Теплые, чуть пыльные лучи солнца так и стремились растворить в себе Катерину, ощущая под ее кожей пульсирующий источник — светящийся островок их далекой родины. Катерина потянулась и на миг закрыла глаза — этого хватило, чтобы свет снаружи встретился со светом внутри, и неразгаданная физиками и лириками главная реакция жизни началась.
Мир стал ярче, глубже, загадочнее, и теперь трех измерений для его описания не хватало. Оказалось, что и бег ветра по молодым листьям, и нестройное щебетание птиц — все несет в себе определенный смысл. Катерина стояла неподвижно, наблюдая за миром сквозь сомкнутые ресницы, она знала: резкое движение может спугнуть очарование. Давно знакомое, но почти забытое чувство, щекоча и поглаживая Катерину, разгорелось, разлилось по ее телу и настойчиво просилось наружу. Его стало много больше, чем может выдержать в себе человек. Катерина испытала потребность срочно поделиться им с кем-нибудь.
Инстинкт самосохранения? Инстинкт продолжения рода? Страх перед небытием? Ни то, ни другое, ни третье. Инстинкт сохранения мира — вот что это было такое.
Катерина попыталась пробудить спящего мужа, но тот, не выпадая из грез, неуклюже дернул ногой и спрятал красный ноздрястый нос между подушек. Тогда она направилась в соседнюю комнату хотя бы погладить по голове сына. Но дверь на его половину была заперта. Катерине каждый раз приходилось вспоминать, что сын уже несколько месяцев живет самостоятельной взрослой жизнью с подругой, репетируя зачатие внука.
Тогда Катерина занялась поиском полезных домашних вещей, нуждающихся в ее ласковых прикосновениях, но таковых найти не смогла: вся посуда была тщательно вымыта, а белье выглажено еще с вечера. Пространство квартиры не содержало предметов, готовых принять или разделить новое чувство Катерины.
До выхода на работу оставалось еще достаточно времени, поэтому она уселась перед зеркалом, открыла ларчик с косметикой и стала рисовать себя, чтобы с помощью теней, туши, помады и крема вывести внутреннее состояние наружу. Это было не сложно, ведь Катерина знала, чего хотела, и лишние вещи не мешали ей. Она не подкладывала вставки в бюстгальтер, не носила брюшной массажер, да и жир никогда не откачивала. Как и все, она подвергалась эрозии времени, но в отличие от многих мало ела и много двигалась, и, что самое главное, не было места алчности в ее душе.

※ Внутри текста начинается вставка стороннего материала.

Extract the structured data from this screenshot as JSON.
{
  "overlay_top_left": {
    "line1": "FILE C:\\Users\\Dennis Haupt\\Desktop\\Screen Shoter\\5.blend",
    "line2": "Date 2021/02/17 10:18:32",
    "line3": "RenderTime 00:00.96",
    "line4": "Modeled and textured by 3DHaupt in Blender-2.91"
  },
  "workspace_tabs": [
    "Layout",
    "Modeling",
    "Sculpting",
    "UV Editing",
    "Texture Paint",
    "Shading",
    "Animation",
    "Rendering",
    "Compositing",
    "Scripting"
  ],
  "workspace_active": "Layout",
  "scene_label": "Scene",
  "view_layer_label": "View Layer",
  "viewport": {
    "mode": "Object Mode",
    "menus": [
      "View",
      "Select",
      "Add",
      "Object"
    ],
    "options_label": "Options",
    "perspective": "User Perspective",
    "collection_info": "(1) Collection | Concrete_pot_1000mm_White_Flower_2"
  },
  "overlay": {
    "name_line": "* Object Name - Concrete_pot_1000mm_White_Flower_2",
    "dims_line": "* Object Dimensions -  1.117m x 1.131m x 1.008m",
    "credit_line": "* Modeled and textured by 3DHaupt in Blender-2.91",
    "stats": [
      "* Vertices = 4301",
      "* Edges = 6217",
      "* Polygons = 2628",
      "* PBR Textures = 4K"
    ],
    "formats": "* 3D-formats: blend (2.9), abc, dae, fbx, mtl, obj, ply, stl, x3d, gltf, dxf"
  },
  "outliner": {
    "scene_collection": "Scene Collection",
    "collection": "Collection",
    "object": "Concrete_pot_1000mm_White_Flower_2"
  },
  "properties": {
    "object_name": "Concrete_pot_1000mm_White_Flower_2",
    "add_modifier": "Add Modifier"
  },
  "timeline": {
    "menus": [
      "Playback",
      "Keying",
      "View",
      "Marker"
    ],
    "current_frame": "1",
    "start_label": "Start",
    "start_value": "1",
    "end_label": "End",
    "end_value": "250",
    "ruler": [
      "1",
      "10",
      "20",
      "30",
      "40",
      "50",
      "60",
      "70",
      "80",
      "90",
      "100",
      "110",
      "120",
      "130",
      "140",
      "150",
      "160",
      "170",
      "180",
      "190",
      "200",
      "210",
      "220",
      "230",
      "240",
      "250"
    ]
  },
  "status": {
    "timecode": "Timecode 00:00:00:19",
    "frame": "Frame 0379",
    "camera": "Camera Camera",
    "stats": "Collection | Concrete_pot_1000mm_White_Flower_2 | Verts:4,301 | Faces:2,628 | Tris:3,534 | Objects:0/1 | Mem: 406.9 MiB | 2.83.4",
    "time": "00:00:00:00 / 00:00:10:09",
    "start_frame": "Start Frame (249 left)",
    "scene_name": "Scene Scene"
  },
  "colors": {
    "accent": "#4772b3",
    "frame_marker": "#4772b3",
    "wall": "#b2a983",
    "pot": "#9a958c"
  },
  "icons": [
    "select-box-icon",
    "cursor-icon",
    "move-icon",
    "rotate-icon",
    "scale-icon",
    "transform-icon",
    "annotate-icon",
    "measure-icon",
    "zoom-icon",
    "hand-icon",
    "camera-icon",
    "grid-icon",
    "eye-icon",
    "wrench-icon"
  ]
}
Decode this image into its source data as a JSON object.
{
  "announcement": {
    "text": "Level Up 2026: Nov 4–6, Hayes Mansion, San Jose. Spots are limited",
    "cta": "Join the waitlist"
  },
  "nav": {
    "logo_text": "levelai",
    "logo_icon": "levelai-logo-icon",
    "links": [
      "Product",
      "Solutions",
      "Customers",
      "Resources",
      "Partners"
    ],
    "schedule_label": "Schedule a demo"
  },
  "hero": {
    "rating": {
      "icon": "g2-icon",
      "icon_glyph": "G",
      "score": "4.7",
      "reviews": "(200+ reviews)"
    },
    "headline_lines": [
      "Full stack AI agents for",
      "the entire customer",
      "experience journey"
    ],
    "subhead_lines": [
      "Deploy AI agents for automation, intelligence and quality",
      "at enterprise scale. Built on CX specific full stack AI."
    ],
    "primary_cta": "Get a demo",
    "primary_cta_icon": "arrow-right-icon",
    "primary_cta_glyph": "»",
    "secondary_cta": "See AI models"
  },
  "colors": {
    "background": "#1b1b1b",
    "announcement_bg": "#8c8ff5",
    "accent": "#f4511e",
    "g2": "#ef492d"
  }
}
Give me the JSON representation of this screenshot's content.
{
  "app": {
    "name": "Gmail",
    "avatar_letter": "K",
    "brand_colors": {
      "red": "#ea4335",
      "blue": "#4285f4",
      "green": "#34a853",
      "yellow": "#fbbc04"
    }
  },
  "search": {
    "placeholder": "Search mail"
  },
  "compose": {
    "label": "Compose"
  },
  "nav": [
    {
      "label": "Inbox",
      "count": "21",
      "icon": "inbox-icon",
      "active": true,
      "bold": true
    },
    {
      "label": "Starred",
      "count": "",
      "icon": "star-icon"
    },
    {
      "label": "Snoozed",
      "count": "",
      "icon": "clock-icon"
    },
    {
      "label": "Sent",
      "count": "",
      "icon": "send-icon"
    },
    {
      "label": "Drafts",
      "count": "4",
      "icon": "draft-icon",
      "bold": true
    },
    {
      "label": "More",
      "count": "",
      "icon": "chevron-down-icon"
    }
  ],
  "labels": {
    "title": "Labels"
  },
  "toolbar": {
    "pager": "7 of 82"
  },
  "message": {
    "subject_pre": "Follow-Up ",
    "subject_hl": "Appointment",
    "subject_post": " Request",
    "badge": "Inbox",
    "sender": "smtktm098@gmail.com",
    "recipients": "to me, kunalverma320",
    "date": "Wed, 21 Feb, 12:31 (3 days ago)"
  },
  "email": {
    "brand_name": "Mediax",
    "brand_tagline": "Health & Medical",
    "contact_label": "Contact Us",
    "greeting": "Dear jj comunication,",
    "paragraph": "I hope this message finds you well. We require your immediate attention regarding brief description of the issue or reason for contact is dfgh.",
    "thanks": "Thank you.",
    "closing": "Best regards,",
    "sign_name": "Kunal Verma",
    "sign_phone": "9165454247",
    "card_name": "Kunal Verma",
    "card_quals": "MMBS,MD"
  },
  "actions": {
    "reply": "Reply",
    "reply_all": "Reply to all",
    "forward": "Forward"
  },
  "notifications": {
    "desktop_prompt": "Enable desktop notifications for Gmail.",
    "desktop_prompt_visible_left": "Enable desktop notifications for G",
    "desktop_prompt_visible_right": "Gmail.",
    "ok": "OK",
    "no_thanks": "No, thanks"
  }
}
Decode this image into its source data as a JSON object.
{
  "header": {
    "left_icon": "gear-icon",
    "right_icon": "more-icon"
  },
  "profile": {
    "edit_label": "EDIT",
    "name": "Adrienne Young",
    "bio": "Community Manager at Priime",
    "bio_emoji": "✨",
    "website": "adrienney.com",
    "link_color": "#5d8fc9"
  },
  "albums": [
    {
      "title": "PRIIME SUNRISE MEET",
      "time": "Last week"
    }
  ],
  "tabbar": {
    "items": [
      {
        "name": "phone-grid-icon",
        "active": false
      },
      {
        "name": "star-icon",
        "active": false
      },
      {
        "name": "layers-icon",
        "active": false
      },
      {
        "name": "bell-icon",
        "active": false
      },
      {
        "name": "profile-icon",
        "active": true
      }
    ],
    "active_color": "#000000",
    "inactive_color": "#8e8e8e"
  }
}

Женщины, которые думают так же, как Катерина, пока еще есть, только они стали почти незаметны. Впрочем, не будем усложнять. Скажем только, что в тот день выглядела она замечательно.
Бухгалтер, напротив, с самого раннего утра был атакован внезапным приступом иррационального беспокойства. Временами ему казалось, что кто-то или что-то пытается завладеть частью его существа. В поисках причин и следствий он дважды обошел приватизированную жилплощадь, но все вещи были на своих местах, все электроприборы были отключены, газ и вода перекрыты. Тогда он решил, что источник неудобств таится в его внешнем виде: нередко человек, впопыхах причесавшись или побрившись, или же забыв заправить кальсоны в носки, или сев на жевательную резинку, может растерять на глазах у коллег годами заработанный имидж. Он тщательно проверил состояние рубашки, галстука, носков и пиджака, а также носа и ногтей и оценил их состояние от «хорошо» до «удовлетворительно». Однако беспокойство не покинуло его. Тогда бухгалтер решил срочно ехать в банк.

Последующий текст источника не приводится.